In an interesting case titled Makris v. Makris, decided on January 8, 2020, a New York appellate Court has employed the waiver doctrine to retroactively vacate a former husband’s $ 53,312 spousal maintenance obligation.
The litigants were married with two children, and divorced in 1998. The New York divorce judgment obligated the husband to pay both child support and spousal maintenance. Alleging the existence of an oral agreement dating back to June 2001, the husband had stopped paying spousal maintenance in June 2001. In August 2017, presumably when the child support obligation terminated, the wife hauled the husband into Family Court to collect 16 years’ of allegedly unpaid spousal maintenance, which had by then grown to $ 53,312. The husband thereafter filed a court petition to retroactively terminate the spousal maintenance obligation.

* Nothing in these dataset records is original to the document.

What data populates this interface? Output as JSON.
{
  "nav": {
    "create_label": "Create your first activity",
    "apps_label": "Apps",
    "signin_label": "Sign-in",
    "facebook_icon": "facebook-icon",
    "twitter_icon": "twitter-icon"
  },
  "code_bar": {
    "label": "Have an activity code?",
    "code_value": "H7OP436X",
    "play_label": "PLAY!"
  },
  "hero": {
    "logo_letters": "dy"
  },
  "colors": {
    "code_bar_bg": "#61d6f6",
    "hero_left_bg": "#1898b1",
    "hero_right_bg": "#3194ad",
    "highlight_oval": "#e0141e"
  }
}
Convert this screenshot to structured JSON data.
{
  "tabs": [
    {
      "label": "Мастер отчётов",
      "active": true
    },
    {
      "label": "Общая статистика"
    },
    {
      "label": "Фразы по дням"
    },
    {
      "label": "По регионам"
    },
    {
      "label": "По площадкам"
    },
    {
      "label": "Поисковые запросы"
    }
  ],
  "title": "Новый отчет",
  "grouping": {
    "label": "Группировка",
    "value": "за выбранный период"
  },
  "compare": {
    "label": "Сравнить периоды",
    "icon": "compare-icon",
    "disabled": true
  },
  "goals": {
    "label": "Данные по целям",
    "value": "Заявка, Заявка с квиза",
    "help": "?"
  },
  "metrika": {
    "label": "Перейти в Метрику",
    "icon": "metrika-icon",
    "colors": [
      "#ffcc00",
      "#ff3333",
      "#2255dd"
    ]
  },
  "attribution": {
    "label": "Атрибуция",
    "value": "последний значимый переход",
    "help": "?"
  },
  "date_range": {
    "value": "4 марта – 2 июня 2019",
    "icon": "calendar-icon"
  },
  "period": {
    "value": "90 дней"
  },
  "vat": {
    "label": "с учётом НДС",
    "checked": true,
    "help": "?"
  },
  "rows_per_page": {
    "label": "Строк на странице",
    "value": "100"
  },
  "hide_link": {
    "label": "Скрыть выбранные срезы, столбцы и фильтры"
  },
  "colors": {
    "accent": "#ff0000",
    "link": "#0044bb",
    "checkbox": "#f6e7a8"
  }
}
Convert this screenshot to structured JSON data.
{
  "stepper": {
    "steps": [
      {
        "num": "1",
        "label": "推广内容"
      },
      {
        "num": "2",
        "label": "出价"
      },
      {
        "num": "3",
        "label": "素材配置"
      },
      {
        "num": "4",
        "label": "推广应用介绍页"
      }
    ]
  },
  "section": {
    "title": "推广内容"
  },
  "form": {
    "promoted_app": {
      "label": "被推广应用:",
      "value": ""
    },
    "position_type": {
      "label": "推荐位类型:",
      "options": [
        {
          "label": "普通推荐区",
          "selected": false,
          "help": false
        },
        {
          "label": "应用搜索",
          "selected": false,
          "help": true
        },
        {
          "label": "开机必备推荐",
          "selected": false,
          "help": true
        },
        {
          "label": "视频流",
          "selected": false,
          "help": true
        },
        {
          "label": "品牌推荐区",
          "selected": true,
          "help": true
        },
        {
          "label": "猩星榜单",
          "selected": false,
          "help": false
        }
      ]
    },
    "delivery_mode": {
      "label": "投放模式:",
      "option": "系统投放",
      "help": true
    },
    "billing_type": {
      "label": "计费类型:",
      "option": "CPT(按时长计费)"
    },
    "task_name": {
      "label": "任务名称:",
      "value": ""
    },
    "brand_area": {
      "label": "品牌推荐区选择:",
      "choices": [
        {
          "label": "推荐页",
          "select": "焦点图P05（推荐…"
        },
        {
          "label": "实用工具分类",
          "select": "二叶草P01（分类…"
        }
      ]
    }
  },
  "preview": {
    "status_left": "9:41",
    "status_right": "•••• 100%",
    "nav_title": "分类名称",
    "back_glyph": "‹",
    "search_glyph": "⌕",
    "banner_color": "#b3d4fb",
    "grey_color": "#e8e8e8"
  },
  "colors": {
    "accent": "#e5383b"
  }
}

No doubt faced with a classic “he said – she said” conflict, not supported or refuted by any documentary evidence, the Support Magistrate found the husband’s testimony to be credible and prospectively vacated the spousal maintenance obligation. But the Support Magistrate did not retroactively vacate the $ 53,312 spousal maintenance arrears.
As all first year law students learn, a waiver is the voluntary relinquishment of a known legal right. New York law also holds that a waiver cannot be inferred from “mere silence”. In the Makris case, the New York appellate court has held that 16 years of silence is not “mere silence”.
There is nothing in the appellate court’s published decision to suggest that Mr. Makris had suffered any adverse change in his financial circumstances. The court used “mere silence” to retroactively vacate the $ 53,312 spousal maintenance obligation, holding that the husband had “good cause” under the New York statute Domestic Relations Law Section 236(B)(9)(b) not to previously attack the spousal maintenance obligation until 2017, after the wife had taken him to court to enforce it. The stretch of that statutory language might open the door to authorize the husband’s delay; but it does not address a Court’s statutory authority to nullify an official court judgment without considering whether an adverse change of circumstances had occurred.